Jika Indonesia menginginkan terwujudnya e-government, smart city maupun e-learning, menurut Arif sudah seharusnya pemerintah pusat dan daerah memberikan karpet merah kepada operator.
Dengan tidak memberikan beban tambahan. ditambah dengan kemudahan dalam membuat perizinan di daerah, membuat operator telekomunikasi mendapatkan kepastian berinvestasi. Dengan kepastian tersebut operator juga dapat memberikan pelayanan terbaik kepada masyarakat di Surabaya dan Jakarta.
Lanjut Arif akibat pandemik, beban operasional penyelenggara jaringan dan operator telekomunikasi mengalami peningkatan yang signifikan. Meski trafik data mengalami kenaikkan, namun saat ini banyak anggota APJATEL dan penyelenggara telekomonikasi mengalami tekanan. Beban operasional operator telekomunikasi seperti membayar bandwidth mengalami kenaikkan yang signifikan. Sementara harga layanan internet tak berubah.

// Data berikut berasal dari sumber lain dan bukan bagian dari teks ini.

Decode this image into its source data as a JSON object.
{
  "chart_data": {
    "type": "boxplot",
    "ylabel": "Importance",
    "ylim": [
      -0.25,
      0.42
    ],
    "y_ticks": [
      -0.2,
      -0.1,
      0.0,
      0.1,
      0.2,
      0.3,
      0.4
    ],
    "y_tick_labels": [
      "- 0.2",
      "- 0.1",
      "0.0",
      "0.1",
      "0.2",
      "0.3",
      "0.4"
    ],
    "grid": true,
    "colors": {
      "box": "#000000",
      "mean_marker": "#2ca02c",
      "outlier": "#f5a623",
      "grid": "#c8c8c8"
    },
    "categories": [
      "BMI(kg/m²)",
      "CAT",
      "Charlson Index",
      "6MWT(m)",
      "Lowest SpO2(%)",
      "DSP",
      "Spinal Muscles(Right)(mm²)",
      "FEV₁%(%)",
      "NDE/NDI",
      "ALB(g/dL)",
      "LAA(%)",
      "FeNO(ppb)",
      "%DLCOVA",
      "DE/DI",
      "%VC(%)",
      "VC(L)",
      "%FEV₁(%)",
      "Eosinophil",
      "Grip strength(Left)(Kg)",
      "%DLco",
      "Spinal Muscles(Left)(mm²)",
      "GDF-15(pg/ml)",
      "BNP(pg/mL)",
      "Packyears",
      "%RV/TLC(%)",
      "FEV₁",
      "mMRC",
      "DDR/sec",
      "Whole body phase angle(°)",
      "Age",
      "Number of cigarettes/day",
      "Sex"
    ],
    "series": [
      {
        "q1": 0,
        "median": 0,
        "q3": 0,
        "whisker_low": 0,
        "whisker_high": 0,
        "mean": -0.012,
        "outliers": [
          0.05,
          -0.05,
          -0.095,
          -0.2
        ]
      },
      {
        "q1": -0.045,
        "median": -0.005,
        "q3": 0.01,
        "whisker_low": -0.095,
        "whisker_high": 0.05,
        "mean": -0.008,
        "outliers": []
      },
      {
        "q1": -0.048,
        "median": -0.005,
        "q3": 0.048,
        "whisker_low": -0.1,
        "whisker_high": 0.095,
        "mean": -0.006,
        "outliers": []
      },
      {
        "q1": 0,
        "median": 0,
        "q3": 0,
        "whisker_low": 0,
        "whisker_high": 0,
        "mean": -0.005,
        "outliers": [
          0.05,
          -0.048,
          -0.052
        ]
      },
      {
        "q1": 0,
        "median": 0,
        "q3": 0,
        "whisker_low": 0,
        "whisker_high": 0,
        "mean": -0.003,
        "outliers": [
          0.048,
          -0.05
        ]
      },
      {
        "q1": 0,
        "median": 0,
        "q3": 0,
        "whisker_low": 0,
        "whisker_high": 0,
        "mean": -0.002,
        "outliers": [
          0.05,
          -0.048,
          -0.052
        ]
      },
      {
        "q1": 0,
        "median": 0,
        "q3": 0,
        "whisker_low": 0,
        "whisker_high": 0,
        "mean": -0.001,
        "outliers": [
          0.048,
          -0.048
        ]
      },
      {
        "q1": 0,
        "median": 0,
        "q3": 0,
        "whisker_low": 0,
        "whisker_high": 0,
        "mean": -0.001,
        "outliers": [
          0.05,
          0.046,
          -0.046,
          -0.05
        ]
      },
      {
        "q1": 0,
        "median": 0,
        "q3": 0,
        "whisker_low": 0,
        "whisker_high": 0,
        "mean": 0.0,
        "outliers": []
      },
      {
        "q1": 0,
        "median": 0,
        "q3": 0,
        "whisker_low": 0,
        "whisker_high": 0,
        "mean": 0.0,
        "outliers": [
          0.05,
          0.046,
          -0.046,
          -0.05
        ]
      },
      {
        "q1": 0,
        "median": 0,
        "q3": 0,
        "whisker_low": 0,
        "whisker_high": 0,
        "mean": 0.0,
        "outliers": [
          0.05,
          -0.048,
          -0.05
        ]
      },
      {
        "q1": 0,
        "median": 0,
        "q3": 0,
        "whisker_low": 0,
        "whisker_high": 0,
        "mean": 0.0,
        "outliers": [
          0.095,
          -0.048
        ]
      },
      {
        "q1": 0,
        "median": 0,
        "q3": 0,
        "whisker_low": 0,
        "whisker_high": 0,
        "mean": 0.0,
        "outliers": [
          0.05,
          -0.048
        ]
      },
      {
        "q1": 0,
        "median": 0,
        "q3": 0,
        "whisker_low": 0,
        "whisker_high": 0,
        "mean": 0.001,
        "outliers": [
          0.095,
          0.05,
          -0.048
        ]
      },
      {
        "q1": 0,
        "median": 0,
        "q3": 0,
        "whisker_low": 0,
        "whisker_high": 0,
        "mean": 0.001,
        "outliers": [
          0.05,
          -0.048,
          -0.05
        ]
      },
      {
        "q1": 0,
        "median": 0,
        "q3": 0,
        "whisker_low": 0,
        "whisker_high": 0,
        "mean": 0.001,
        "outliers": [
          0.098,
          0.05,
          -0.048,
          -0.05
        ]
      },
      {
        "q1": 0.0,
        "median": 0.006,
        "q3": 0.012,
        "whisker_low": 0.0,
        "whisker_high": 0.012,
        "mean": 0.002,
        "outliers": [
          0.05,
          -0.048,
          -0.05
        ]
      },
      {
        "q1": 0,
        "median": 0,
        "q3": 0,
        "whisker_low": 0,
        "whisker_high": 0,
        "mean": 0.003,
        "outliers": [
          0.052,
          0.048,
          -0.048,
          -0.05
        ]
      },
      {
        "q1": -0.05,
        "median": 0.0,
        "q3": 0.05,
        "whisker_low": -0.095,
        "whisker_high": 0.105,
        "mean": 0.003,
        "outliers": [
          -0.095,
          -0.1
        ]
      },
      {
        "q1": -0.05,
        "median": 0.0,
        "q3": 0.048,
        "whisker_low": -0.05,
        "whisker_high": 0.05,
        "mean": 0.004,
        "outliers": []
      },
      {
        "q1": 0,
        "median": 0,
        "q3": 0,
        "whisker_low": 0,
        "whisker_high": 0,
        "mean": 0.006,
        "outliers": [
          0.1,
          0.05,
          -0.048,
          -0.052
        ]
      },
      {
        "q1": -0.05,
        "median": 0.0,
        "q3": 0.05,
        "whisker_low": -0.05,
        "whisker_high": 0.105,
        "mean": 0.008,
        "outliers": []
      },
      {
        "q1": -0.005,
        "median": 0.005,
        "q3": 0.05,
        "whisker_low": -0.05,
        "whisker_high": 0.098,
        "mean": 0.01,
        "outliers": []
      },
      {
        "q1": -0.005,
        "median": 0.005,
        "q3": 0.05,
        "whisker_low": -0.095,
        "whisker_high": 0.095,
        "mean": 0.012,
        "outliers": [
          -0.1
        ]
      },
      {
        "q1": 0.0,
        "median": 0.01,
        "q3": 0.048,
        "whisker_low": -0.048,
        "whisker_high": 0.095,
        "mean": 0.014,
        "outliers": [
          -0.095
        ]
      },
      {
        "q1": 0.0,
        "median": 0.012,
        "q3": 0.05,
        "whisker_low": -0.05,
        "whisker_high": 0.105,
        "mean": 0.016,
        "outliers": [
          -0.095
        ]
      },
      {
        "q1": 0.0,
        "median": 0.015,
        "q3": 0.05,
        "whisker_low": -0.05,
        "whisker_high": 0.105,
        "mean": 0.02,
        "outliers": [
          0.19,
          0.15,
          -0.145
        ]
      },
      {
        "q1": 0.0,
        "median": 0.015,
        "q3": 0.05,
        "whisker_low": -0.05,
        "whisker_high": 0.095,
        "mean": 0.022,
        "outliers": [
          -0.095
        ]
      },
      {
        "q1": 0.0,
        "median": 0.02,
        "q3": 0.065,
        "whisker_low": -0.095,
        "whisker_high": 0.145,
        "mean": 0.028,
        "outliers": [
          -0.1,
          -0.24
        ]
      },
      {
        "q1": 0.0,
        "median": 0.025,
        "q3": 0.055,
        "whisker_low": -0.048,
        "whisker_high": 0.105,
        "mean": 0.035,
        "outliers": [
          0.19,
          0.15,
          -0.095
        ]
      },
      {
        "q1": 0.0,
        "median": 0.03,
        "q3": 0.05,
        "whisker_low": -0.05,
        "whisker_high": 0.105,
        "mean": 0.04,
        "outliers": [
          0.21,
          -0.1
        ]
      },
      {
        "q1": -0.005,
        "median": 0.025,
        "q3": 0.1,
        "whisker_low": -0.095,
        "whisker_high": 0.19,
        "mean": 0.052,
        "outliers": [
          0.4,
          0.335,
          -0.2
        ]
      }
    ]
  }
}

“Pada masa PSBB kemarin mayoritas penyelenggara jaringan telekomunikasi terdampak. Work from home dan distance learning membuat sebagian besar operator penyelenggara jasa telekomunikasi menghentikan kegiatannya. Sebab sekolah dan tempat komersial berhenti beroperasi. Karena berhenti beroperasi penggunaan internet juga tak ada,”ujar Arif.

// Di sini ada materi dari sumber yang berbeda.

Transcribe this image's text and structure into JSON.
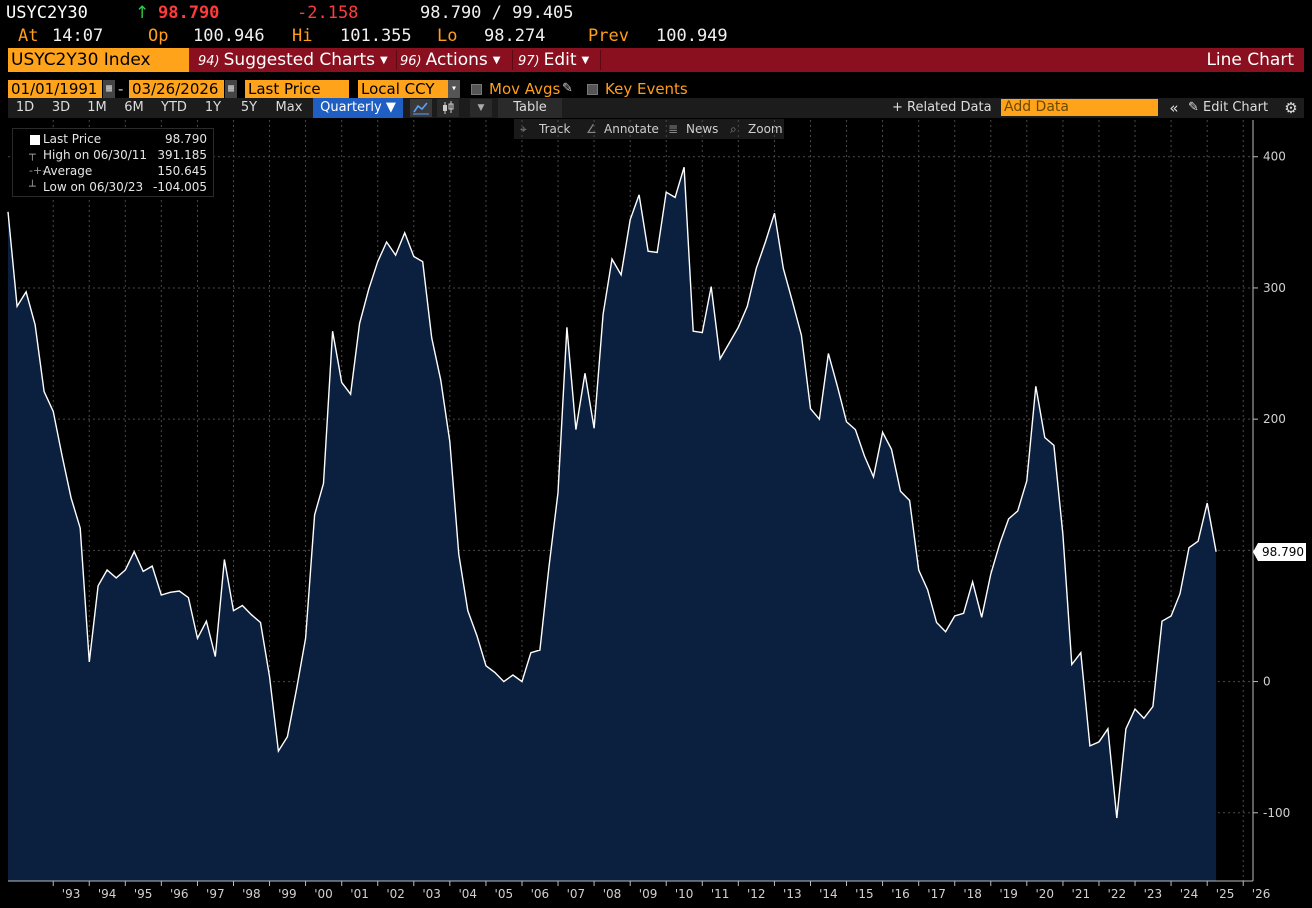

Beberapa waktu yang lalu, APJATEL, APJII dan ATSI telah mengirimkan surat kepada Menkominfo dan Menteri Keuangan agar dapat diberikan insentif semasa pandemik. Karena terdampak pandemik, APJATEL berharap kepada pemerintah daerah yang mengatur penggunaan utilitas publik untuk tidak memperberat operator telekomunikasi yang tengah menghadapi masa sulit.
“Jika beban operasional kami mengalami kenaikan akibat regulasi, ujung-ujungnya masyarakat yang akan terkena dampaknya. Kami mengharapkan pemerintah pusat dapat segera turun membenahi regulasi yang ada di daerah,”pungkas Arif.